President Trump has repeatedly criticized former Arizona Senator John McCain, seven months after McCain’s passing.
Every now and then, the craven indecency of Donald Trump pushes some members of the Republican Party to stand up and say that this time, the president has gone too far. These are supposedly the GOP’s respectable men of stature. They may agree with virtually all of Trump’s policies, but they can’t abide his dirty language or disrespect of sacred cows. Whenever one of these so-called “principled Republicans” chides Trump in public, though, Trump just mops the floor with them.
The latest example is Trump’s ongoing feud with former Arizona Senator John McCain, a man who’s been dead for seven months. In interviews, tweets, and at rallies this week, Trump has frequently criticized the late senator, saying, “I never liked him much… I really probably never will.” Trump said McCain’s vote to protect Obamacare was “horrible,” accused McCain of spreading fake news with the Steele dossier, and complained that McCain never thanked Trump for the spectacular funeral Trump – apparently falsely – claims he granted him.
In response, Trump has taken some of his harshest criticism to date from fellow Republicans. Former Trump Communications Director Anthony Scaramucci called the attacks “stupid” and “socially unnatural.” Longtime McCain ally Senator Lindsey Graham spoke out.
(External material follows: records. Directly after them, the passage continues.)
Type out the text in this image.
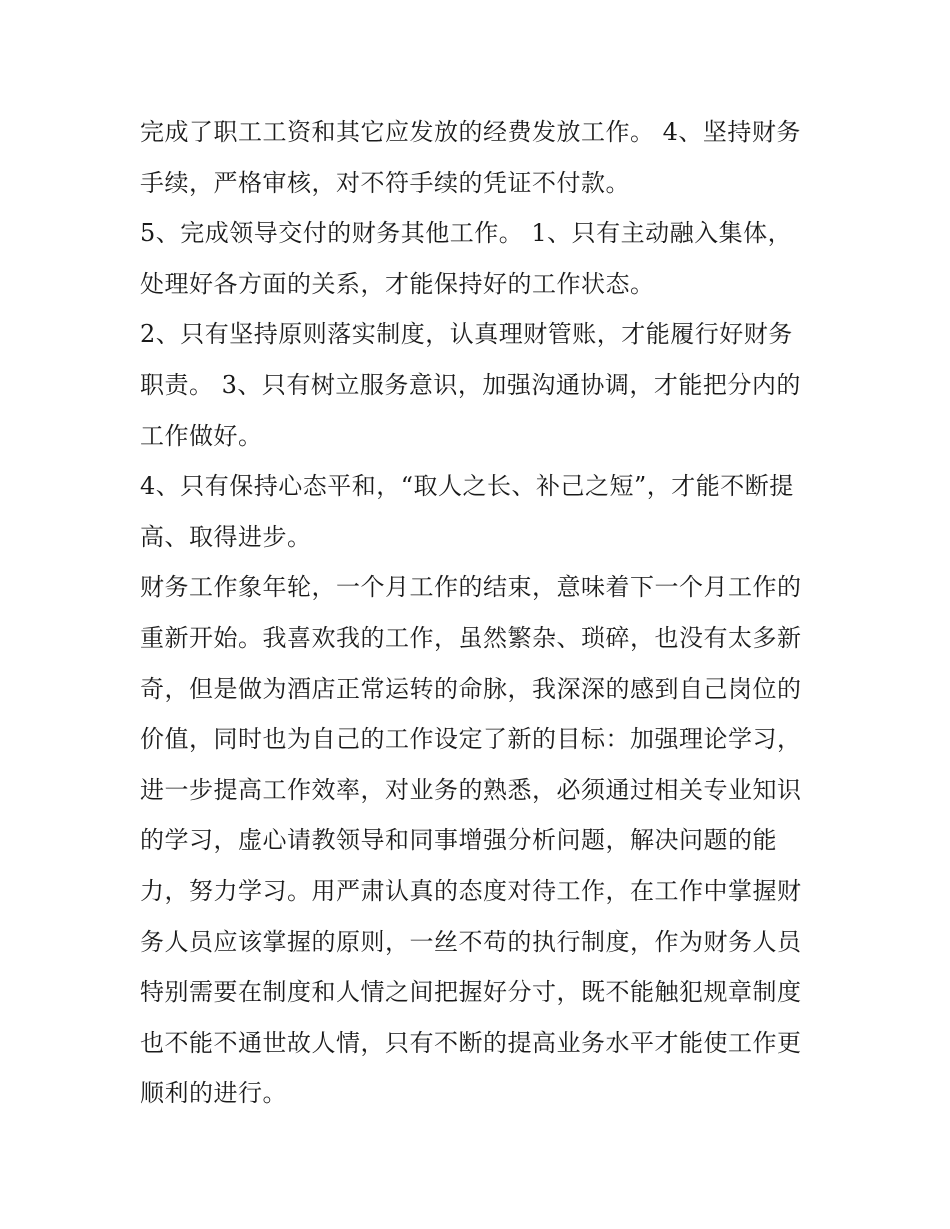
完成了职工工资和其它应发放的经费发放工作。 4、坚持财务
手续，严格审核，对不符手续的凭证不付款。
5、完成领导交付的财务其他工作。 1、只有主动融入集体，
处理好各方面的关系，才能保持好的工作状态。
2、只有坚持原则落实制度，认真理财管账，才能履行好财务
职责。 3、只有树立服务意识，加强沟通协调，才能把分内的
工作做好。
4、只有保持心态平和，“取人之长、补己之短”，才能不断提
高、取得进步。
财务工作象年轮，一个月工作的结束，意味着下一个月工作的
重新开始。我喜欢我的工作，虽然繁杂、琐碎，也没有太多新
奇，但是做为酒店正常运转的命脉，我深深的感到自己岗位的
价值，同时也为自己的工作设定了新的目标：加强理论学习，
进一步提高工作效率，对业务的熟悉，必须通过相关专业知识
的学习，虚心请教领导和同事增强分析问题，解决问题的能
力，努力学习。用严肃认真的态度对待工作，在工作中掌握财
务人员应该掌握的原则，一丝不苟的执行制度，作为财务人员
特别需要在制度和人情之间把握好分寸，既不能触犯规章制度
也不能不通世故人情，只有不断的提高业务水平才能使工作更
顺利的进行。
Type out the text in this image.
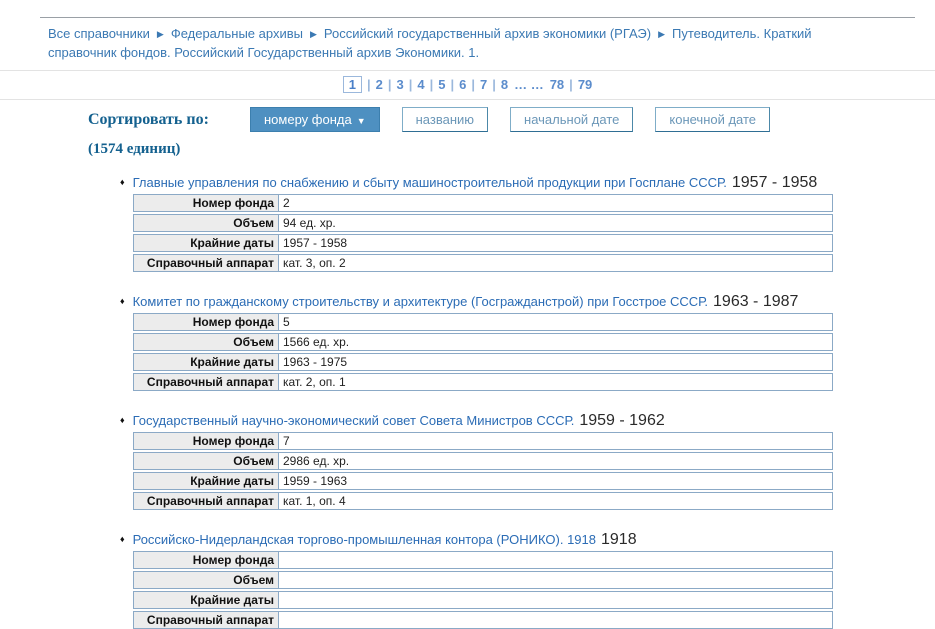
Все справочники ▶ Федеральные архивы ▶ Российский государственный архив экономики (РГАЭ) ▶ Путеводитель. Краткий справочник фондов. Российский Государственный архив Экономики. 1.
1 | 2 | 3 | 4 | 5 | 6 | 7 | 8 … … 78 | 79
Сортировать по:	номеру фонда ▼	названию	начальной дате	конечной дате
(1574 единиц)
♦ Главные управления по снабжению и сбыту машиностроительной продукции при Госплане СССР. 1957 - 1958
Номер фонда 2
Объем 94 ед. хр.
Крайние даты 1957 - 1958
Справочный аппарат кат. 3, оп. 2
♦ Комитет по гражданскому строительству и архитектуре (Госгражданстрой) при Госстрое СССР. 1963 - 1987
Номер фонда 5
Объем 1566 ед. хр.
Крайние даты 1963 - 1975
Справочный аппарат кат. 2, оп. 1
♦ Государственный научно-экономический совет Совета Министров СССР. 1959 - 1962
Номер фонда 7
Объем 2986 ед. хр.
Крайние даты 1959 - 1963
Справочный аппарат кат. 1, оп. 4
♦ Российско-Нидерландская торгово-промышленная контора (РОНИКО). 1918 1918
Номер фонда
Объем
Крайние даты
Справочный аппарат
Senator Mitt Romney tweeted, “I can’t understand why the President would, once again, disparage a man as exemplary as my friend John McCain.” Establishment Democrats, too, have almost unanimously defended McCain’s honor and called on Republicans to stand up to Trump’s undignified remarks.
If the attempts from high-level Republicans to be part of the “resistance” against Trump are intended to convince movement Republicans to place their support elsewhere, they are ineffective. Among Republicans, support for Trump is at 90 percent. The Republican base might well hate anti-Trump Republicans even more than establishment liberals do. This is another big part of the problem. Every time a “principled Republican” criticizes Trump, establishment media treats it as major news and makes themselves look just as silly in the process.
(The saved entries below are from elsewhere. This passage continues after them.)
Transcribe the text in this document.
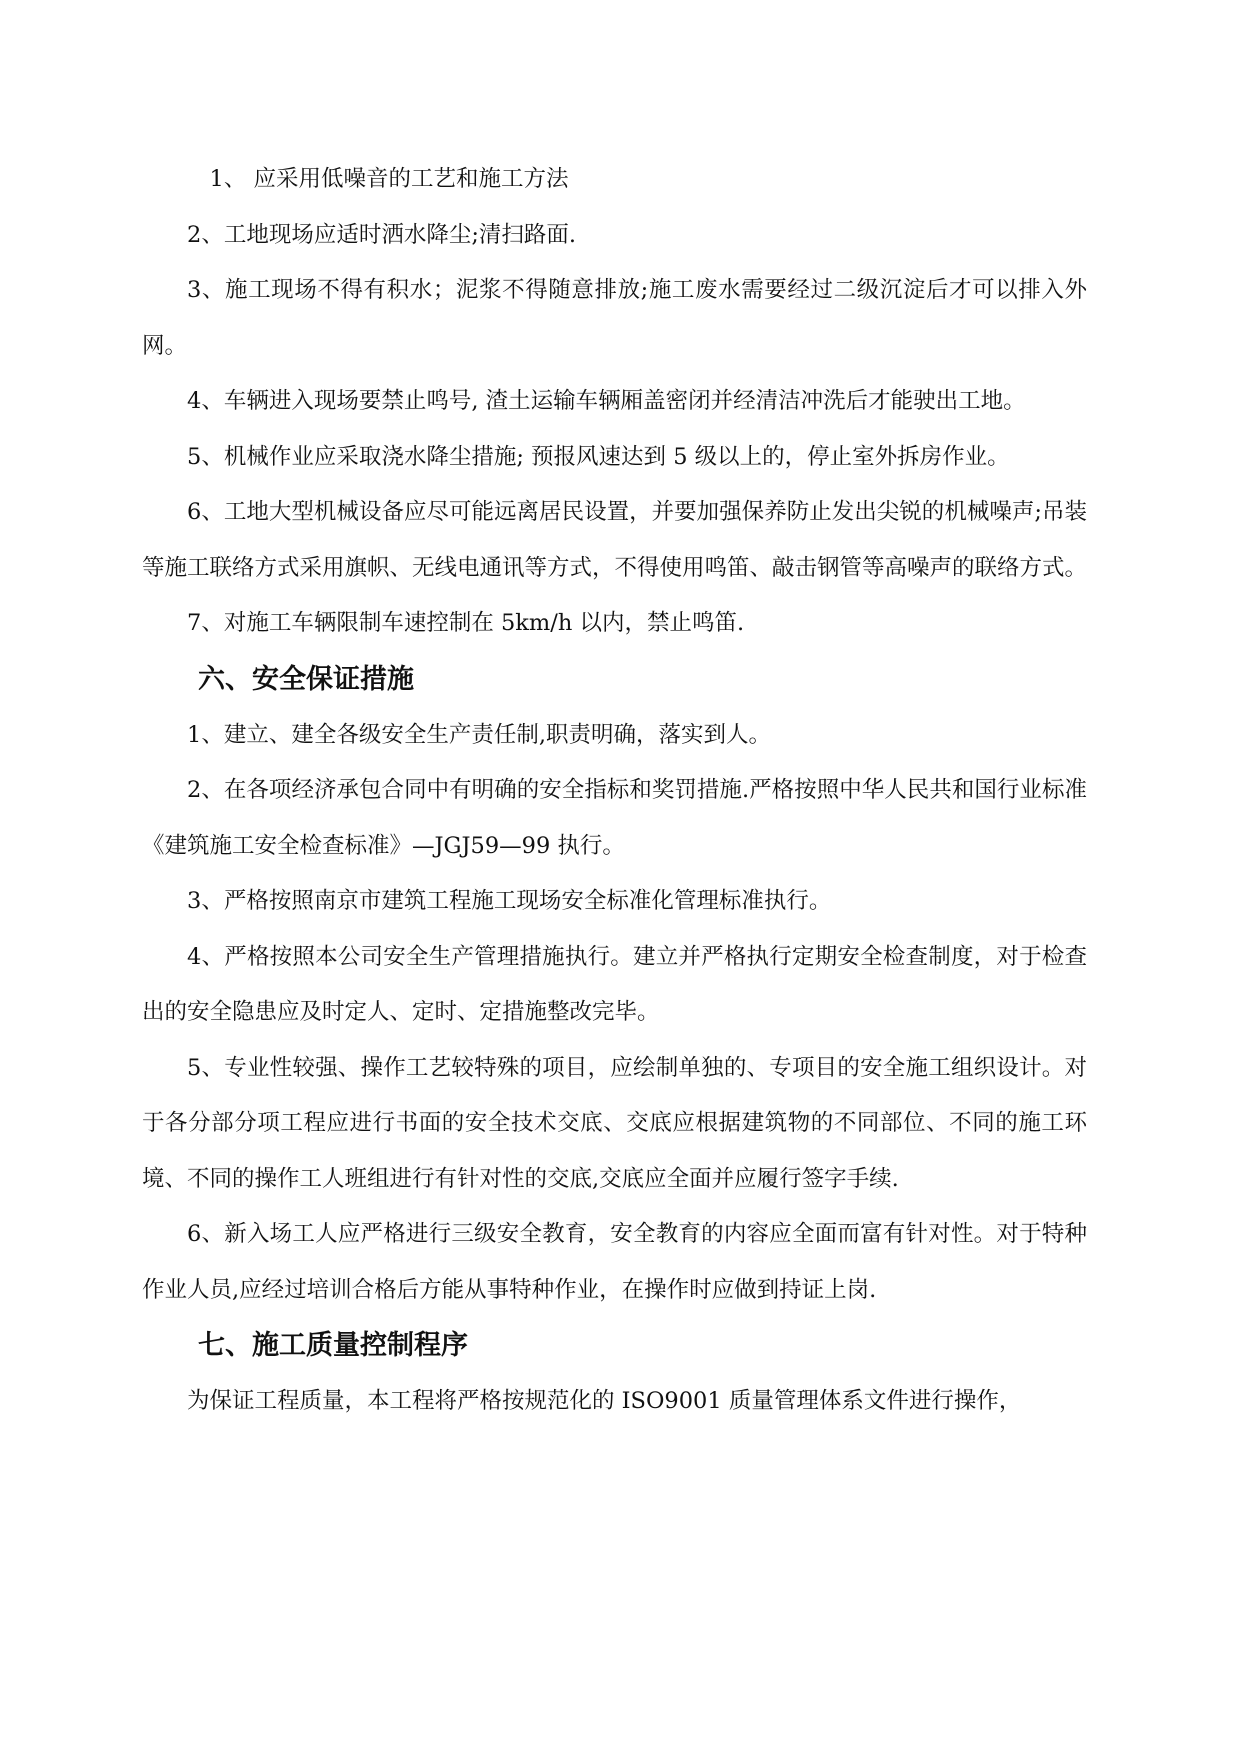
1、 应采用低噪音的工艺和施工方法

2、工地现场应适时洒水降尘;清扫路面.

3、施工现场不得有积水；泥浆不得随意排放;施工废水需要经过二级沉淀后才可以排入外网。

4、车辆进入现场要禁止鸣号, 渣土运输车辆厢盖密闭并经清洁冲洗后才能驶出工地。

5、机械作业应采取浇水降尘措施; 预报风速达到 5 级以上的，停止室外拆房作业。

6、工地大型机械设备应尽可能远离居民设置，并要加强保养防止发出尖锐的机械噪声;吊装等施工联络方式采用旗帜、无线电通讯等方式，不得使用鸣笛、敲击钢管等高噪声的联络方式。

7、对施工车辆限制车速控制在 5km/h 以内，禁止鸣笛.

六、安全保证措施

1、建立、建全各级安全生产责任制,职责明确，落实到人。

2、在各项经济承包合同中有明确的安全指标和奖罚措施.严格按照中华人民共和国行业标准《建筑施工安全检查标准》—JGJ59—99 执行。

3、严格按照南京市建筑工程施工现场安全标准化管理标准执行。

4、严格按照本公司安全生产管理措施执行。建立并严格执行定期安全检查制度，对于检查出的安全隐患应及时定人、定时、定措施整改完毕。

5、专业性较强、操作工艺较特殊的项目，应绘制单独的、专项目的安全施工组织设计。对于各分部分项工程应进行书面的安全技术交底、交底应根据建筑物的不同部位、不同的施工环境、不同的操作工人班组进行有针对性的交底,交底应全面并应履行签字手续.

6、新入场工人应严格进行三级安全教育，安全教育的内容应全面而富有针对性。对于特种作业人员,应经过培训合格后方能从事特种作业，在操作时应做到持证上岗.

七、施工质量控制程序

为保证工程质量，本工程将严格按规范化的 ISO9001 质量管理体系文件进行操作，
Trump famously teased Mitt Romney with an administration position, inviting Romney to dinner and taking this awkward photo.
In January, just days before being sworn in as a senator, Mitt Romney published an editorial in the Washington Post in which he wrote, “As a nation, we have been blessed with presidents who have called on the greatness of the American spirit. With the nation so divided, resentful and angry, presidential leadership in qualities of character is indispensable. And it is in this province where the incumbent’s shortfall has been most glaring.” Trump’s leading propaganda rag on the internet, Breitbart, simply responded with a column titled, “Mitt Romney is an idiot.”
Politicians like Romney have next to no sway with Trump’s base, which now makes up the majority of the Republican Party. No one on the left should want Romney on their side, either, nor should they be rushing to defend John McCain, a reliably pro-war senator who once gleefully sang about bombing Iran. Such unsavory alliances with establishment Republicans win over nobody and create further division between establishment liberals and the progressive left – a schism that already helped Trump win one election.
Even the left’s enthusiastic support of Special Counsel Robert Mueller is problematic. Before he started his legitimate investigation into Trump, Mueller served as the head of the FBI under President George W. Bush, a position in which he rounded up, detained, and allegedly abused Muslims. Bush himself has undergone a public rehabilitation in the Trump era, embraced by liberals like Michelle Obama and Ellen DeGeneres. The deeper liberals settle down with these fanatically far-right Republicans, the less value they will be to any truly leftist cause.
When establishment Republicans attack Trump, they are speaking to a small audience of fellow establishment politicians and media figures. Anyone still supporting Trump through the myriad scandals of corruption, adultery and bigotry won’t change their minds because of a stuffy Mitt Romney op-ed. If Trump’s base is savvy enough not to be won over by the more pleasant demeanor of “principled Republicans,” it’s a constant source of embarrassment to see that establishment liberals so frequently are.
Trump rode to victory in the Republican primary, and to a significant extent in the general election, by obliterating the politics of politeness. He is at his best when he fights dirty and keeps his opponents on the defensive. No amount of vulgarity, scandal, or criticism, even from revered party elders like McCain, can turn his political cult. The left could learn a few things from Trump’s political playbook and be unashamed, unapologetic, and bold, rather than pine for a return to the phony, sanctimonious politics of establishment Washington.